La personalità è ereditaria?
Parte del nostro temperamento - quello legato a emozioni, attenzione e attività motoria - è geneticamente predisposto, regolato da fattori ormonali e dai neurotrasmettitori.
Esiste però un’altra parte di personalità, il carattere forte: è quella che maggiormente subisce l’influenza del mondo esterno. Viene forgiata dalle nostre prime esperienze e dalle persone significative che incontriamo: i genitori, spronandoci a sviluppare i nostri talenti, ne sono un esempio.
La personalità può cambiare?
È un processo lento e progressivo, ma sì: la nostra personalità può cambiare.
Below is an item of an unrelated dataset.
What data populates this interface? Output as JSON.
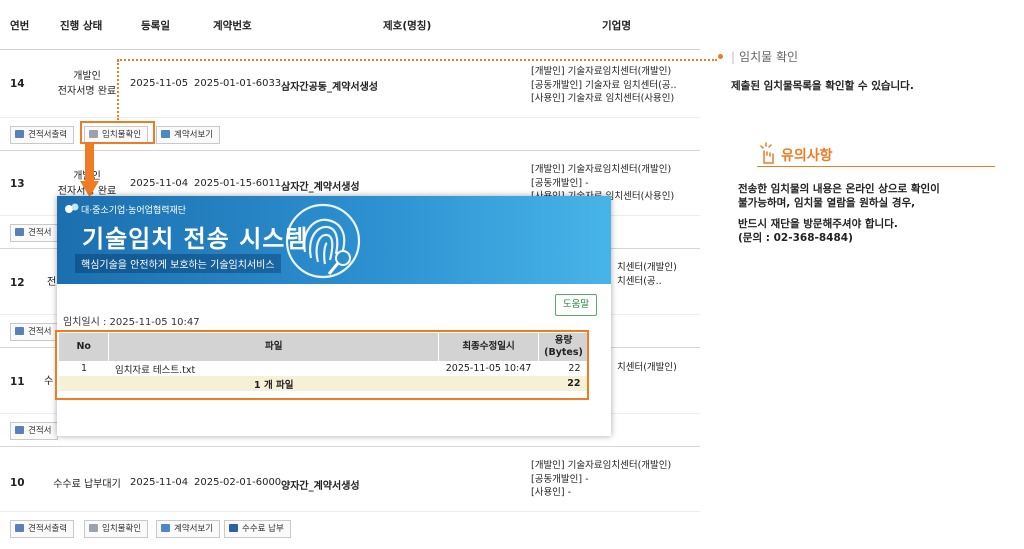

E lo dimostra uno studio condotto dalle università dell’Illinois, di Houston e di Tubinga, in cui un campione di 2000 persone - nell’arco di 50 anni - ha mostrato che «la personalità ha una componente stabile per tutta la durata della vita ma è anche malleabile, ovvero le persone maturano con l'età». I cambiamenti maggiori consistono in uno smussamento degli angoli più spigolosi del comportamento: chi ha partecipato ha ottenuto, mezzo secolo dopo, punteggi più alti per quanto riguarda la calma, la fiducia in sé, il senso di responsabilità e la propensione a immedesimarsi nelle altre persone. La neuroplasticità ne è la causa: le esperienze che viviamo hanno il potere di modificare la struttura del nostro ippocampo e rafforzare (o indebolire) i nostri collegamenti neuronali.
Questo assunto, la regola di Hebb, ci pone di fronte all’importanza delle scelte: optare per l’opportunità di crescita giusta, l’attività migliore per noi e le persone più adatte da frequentare può essere cruciale per la costruzione di ciò che siamo.
Cos’è la teoria dei Big Five?
Elaborata tra gli anni ‘80 e ‘90 da R. McCrae e P. Costa, raggruppa le cinque macro-categorie più usate per comporre il quadro della personalità di ciascuna persona. Dobbiamo immaginare ogni categoria come un ventaglio di possibilità, in cui c’è sempre un polo positivo, uno negativo e le mille sfumature centrali. Le categorie sono:
- Apertura all'esperienza: Rappresenta la creatività, la curiosità e l'apertura a nuove idee e esperienze. Le persone con un punteggio alto tendono a essere immaginative, artistiche e interessate a concetti astratti.
- Coscienziosità: Riflette il livello di organizzazione, autodisciplina e attenzione ai dettagli. Chi ha un punteggio elevato è affidabile, puntuale e orientato al raggiungimento degli obiettivi.
- Estroversione: Indica il grado di socialità, assertività e ricerca di stimoli. Le persone estroverse sono energiche, socievoli e godono della compagnia degli altri.
- Amicalità (piacevolezza): Misura la gentilezza, l'empatia e la disponibilità a cooperare con gli altri. Le persone amabili sono spesso altruiste, pazienti e comprensive.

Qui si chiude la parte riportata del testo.